吸い寄せられるようにそちらを見上げて、視線が逸らせなくなった。
……あれは、なんだろう。
よくない感じがする。
じりじりと、眼球の端が黒く蝕まれていくような、
「秋津くん」
突然、古瀬さんの右手が視界を覆った。
かくんと膝から力が抜けて、埃まみれの床にへたり込む。一瞬、自分の体が自分以外のものに操られたかのようだった。

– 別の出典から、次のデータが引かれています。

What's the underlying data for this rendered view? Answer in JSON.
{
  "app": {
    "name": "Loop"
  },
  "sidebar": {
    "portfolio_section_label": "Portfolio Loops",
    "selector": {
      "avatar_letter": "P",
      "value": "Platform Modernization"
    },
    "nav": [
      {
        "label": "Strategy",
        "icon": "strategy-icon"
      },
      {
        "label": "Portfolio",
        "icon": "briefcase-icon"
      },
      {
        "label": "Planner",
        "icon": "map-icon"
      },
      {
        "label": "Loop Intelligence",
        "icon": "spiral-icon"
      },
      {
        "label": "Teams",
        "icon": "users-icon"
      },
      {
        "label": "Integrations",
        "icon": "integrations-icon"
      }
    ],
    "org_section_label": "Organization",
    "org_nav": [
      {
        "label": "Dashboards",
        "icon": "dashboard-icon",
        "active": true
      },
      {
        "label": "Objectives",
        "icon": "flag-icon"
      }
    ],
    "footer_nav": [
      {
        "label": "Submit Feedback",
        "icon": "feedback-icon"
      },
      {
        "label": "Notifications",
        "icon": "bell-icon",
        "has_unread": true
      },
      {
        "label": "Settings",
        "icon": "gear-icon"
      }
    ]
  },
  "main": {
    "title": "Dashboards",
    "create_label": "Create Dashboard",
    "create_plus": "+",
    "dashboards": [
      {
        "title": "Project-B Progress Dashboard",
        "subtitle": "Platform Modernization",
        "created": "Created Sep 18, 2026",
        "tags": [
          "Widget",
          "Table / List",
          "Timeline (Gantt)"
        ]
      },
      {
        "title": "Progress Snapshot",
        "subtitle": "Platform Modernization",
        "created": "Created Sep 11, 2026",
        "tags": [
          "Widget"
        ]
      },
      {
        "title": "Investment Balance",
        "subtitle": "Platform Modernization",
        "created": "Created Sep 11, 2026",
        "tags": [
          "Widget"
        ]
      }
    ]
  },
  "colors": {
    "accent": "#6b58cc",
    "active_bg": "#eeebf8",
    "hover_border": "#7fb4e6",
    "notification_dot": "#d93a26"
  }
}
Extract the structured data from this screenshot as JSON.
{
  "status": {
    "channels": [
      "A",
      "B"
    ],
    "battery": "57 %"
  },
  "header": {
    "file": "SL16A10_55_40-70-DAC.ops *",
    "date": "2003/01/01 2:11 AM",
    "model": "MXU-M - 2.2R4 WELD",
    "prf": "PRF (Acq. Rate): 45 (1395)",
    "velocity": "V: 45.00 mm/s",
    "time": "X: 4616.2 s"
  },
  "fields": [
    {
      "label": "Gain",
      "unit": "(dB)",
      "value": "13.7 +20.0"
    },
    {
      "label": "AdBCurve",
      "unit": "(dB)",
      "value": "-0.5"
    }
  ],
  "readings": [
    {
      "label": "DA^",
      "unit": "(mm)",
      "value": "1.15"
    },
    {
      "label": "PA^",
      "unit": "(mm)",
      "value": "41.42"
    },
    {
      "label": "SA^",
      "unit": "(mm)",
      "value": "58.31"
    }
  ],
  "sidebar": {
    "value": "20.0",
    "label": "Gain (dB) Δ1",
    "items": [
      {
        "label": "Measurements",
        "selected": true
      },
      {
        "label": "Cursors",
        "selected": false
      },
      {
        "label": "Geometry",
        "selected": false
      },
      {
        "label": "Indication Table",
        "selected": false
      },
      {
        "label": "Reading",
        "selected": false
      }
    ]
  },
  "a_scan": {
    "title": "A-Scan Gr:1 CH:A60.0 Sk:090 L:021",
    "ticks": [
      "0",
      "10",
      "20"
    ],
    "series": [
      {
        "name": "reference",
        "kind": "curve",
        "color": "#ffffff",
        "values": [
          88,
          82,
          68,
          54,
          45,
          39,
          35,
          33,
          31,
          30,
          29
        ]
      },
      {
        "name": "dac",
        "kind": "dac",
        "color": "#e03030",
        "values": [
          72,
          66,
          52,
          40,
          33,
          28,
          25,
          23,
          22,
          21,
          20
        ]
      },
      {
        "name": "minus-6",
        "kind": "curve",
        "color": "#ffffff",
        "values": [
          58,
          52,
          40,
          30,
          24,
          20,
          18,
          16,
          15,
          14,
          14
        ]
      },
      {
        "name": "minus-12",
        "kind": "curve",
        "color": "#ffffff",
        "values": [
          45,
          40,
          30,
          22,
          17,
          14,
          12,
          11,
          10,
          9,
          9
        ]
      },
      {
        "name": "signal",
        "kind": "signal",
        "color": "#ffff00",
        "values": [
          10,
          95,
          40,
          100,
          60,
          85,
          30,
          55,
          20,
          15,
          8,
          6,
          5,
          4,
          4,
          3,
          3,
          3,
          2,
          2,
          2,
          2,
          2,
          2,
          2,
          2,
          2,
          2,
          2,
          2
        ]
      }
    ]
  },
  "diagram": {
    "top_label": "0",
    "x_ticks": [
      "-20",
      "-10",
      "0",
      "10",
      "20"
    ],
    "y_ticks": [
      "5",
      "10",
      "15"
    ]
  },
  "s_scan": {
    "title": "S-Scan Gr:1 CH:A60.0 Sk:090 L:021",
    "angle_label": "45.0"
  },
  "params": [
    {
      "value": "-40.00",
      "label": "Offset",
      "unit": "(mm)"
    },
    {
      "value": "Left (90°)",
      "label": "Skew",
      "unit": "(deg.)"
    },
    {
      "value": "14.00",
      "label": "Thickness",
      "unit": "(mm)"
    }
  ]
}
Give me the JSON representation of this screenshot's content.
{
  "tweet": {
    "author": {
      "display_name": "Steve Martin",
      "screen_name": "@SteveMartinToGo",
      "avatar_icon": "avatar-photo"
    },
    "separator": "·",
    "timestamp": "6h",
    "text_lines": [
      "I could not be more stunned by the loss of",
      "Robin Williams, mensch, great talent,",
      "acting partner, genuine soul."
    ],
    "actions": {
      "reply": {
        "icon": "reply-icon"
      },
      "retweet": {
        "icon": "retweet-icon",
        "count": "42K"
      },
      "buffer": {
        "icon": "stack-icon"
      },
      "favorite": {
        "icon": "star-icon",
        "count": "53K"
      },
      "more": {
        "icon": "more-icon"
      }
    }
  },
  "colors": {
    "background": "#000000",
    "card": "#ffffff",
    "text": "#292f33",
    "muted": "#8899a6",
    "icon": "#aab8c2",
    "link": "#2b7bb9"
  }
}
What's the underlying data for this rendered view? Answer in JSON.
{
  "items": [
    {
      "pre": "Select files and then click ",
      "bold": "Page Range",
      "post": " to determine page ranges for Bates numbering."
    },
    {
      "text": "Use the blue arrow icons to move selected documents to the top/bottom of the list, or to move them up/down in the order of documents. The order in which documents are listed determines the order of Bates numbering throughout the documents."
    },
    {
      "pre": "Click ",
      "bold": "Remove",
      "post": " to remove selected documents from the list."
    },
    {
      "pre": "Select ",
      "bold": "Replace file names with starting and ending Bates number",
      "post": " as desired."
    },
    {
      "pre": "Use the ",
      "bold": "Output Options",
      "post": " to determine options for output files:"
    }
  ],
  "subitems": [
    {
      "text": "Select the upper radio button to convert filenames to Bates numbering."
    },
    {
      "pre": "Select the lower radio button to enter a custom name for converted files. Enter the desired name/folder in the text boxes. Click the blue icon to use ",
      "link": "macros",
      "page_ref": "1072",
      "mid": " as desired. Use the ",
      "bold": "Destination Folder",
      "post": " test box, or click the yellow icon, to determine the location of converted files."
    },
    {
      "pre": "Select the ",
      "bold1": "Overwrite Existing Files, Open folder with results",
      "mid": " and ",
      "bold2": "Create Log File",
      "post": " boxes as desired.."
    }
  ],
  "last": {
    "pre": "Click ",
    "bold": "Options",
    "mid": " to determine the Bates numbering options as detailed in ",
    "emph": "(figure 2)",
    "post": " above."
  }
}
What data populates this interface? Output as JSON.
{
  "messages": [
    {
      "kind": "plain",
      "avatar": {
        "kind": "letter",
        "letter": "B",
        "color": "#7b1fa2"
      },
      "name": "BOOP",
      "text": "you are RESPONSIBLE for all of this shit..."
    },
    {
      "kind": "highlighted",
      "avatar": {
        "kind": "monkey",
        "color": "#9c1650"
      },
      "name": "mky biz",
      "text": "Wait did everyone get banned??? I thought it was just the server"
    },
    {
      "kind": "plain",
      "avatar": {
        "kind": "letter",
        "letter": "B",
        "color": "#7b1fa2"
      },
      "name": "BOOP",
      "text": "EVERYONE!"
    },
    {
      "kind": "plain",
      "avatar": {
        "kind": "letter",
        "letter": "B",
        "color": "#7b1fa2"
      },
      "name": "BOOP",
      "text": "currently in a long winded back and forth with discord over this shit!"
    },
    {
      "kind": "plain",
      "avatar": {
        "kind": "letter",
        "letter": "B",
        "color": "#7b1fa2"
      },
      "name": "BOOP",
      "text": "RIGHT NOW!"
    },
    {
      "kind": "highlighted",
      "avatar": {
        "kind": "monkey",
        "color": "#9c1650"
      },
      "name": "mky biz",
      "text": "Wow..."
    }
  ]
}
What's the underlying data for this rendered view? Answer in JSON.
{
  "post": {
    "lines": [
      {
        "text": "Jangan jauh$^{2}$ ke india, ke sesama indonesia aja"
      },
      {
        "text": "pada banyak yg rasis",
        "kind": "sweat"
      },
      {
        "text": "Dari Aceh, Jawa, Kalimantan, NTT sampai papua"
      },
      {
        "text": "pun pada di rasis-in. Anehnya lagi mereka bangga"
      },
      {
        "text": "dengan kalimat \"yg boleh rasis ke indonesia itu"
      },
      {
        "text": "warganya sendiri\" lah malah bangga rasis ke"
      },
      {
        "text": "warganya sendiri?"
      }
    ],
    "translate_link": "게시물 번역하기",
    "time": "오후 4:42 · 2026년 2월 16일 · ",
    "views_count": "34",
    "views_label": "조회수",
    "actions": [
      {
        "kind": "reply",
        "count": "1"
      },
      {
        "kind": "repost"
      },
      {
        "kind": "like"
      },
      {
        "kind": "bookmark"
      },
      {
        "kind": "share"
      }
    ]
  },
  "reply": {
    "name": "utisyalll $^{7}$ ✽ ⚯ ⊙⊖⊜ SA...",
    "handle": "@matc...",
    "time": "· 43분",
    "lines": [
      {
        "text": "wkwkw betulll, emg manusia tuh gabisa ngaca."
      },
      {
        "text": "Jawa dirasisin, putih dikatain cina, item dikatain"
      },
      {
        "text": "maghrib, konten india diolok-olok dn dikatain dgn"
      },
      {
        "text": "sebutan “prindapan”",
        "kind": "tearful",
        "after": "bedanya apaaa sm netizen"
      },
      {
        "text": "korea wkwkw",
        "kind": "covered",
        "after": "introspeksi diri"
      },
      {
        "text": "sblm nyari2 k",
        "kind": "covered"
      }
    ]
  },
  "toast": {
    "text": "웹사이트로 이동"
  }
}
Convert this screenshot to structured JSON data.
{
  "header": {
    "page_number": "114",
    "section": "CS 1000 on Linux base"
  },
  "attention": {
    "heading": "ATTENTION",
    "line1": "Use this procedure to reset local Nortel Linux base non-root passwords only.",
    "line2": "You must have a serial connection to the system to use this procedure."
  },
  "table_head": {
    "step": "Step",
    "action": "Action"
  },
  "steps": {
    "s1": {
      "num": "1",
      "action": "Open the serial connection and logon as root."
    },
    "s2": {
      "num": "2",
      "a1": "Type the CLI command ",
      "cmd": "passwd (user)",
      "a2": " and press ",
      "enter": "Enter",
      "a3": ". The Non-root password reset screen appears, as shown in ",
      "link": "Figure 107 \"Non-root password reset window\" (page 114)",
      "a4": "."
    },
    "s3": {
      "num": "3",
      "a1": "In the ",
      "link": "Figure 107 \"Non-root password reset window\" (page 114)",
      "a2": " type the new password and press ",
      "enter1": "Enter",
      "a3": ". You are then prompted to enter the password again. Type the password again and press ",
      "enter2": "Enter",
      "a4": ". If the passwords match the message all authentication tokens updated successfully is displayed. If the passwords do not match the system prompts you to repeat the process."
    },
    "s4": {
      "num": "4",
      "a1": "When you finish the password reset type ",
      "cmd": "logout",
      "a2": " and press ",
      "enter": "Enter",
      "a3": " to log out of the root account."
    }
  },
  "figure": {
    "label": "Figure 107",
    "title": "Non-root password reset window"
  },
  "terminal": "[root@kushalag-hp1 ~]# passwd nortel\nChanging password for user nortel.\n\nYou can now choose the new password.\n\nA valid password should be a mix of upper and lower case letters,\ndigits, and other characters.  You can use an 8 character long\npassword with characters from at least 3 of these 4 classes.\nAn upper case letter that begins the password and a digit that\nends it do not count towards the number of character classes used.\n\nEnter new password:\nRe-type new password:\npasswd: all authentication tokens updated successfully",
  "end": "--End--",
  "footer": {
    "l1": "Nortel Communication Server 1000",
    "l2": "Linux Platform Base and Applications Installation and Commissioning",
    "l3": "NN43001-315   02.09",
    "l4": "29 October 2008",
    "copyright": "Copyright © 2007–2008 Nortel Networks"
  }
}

意にそぐわず視線を奪われたのを、古瀬さんが取り戻してくれた、ような。
「凝視してはいけない。あれはとてもよくないモノだ」
「あれ……?」
「はっきり視えているわけではないんだね。そのまま目を逸らしていなさい。大丈夫、展示室の外には出てこない。三階から染みているだけのはずだから」
ざわっ……と全身の皮膚が粟立った。
あれは、ただの黒い変色ではないのだ。展示室の奥から漂ってきた生ぬるい風が顔面を撫でる。展示室の外には出てこない。裏を返せばあそこには、あの天井には、古瀬さんがよくないと言い切る何かがある。
ゴトン
天井付近から音がした。
古瀬さんが顎を上げる。
跫だ。複数人いる。
加えて先程よりも少し大きな声が聞こえた。会話ではなく、低く、歌うような──一定のリズムのある話し声。
……読経のような……。
俺はもうそろそろ泣きそうだった。大学生にもなって情けないとは思うが怖いものは怖い。古瀬さんもう戻りましょう今すぐ帰りましょうと訴えたいのは山々だったが、下手に声を上げて三階の人びとに気付かれてはまずいということも解っていた。古瀬さんがずっと、口元に人さし指を当てて「黙れ」のポーズをしていたからだ。
ばらばらに三階を移動していた跫がやがて規律を得た。
円を描いた相当数の人間が、読経に合わせてごん、ごん、と行進している。徐々に跫が増え、声も大きくなってきた。何を言っているのかは聞き取れないが、読経というよりもやはり歌に近いような旋律がある。
いやいやいや、待て待て待て。
俺たちはこの建物に入る前、展望台の駐車場が無人なことをこの目で見ているし、外から外観を見上げたときに内部が真っ暗なのも確認している。こんな、天井を揺らすほどの跫を立てる大人数が、いたはずはないのだ。一体なんなんだこれは。若宮が見たという白装束の連中なのか、それとも彼岸のものの仕業なのか?
ぐ、と隣に立っていた巽が呻いた。口元を掌で覆い、嘔吐きながら体をくの字に折り曲げる。バットを支えにしながら床に膝をついたので、具合の悪そうな背中をさすった。
読経が止み、物音が掻き消える。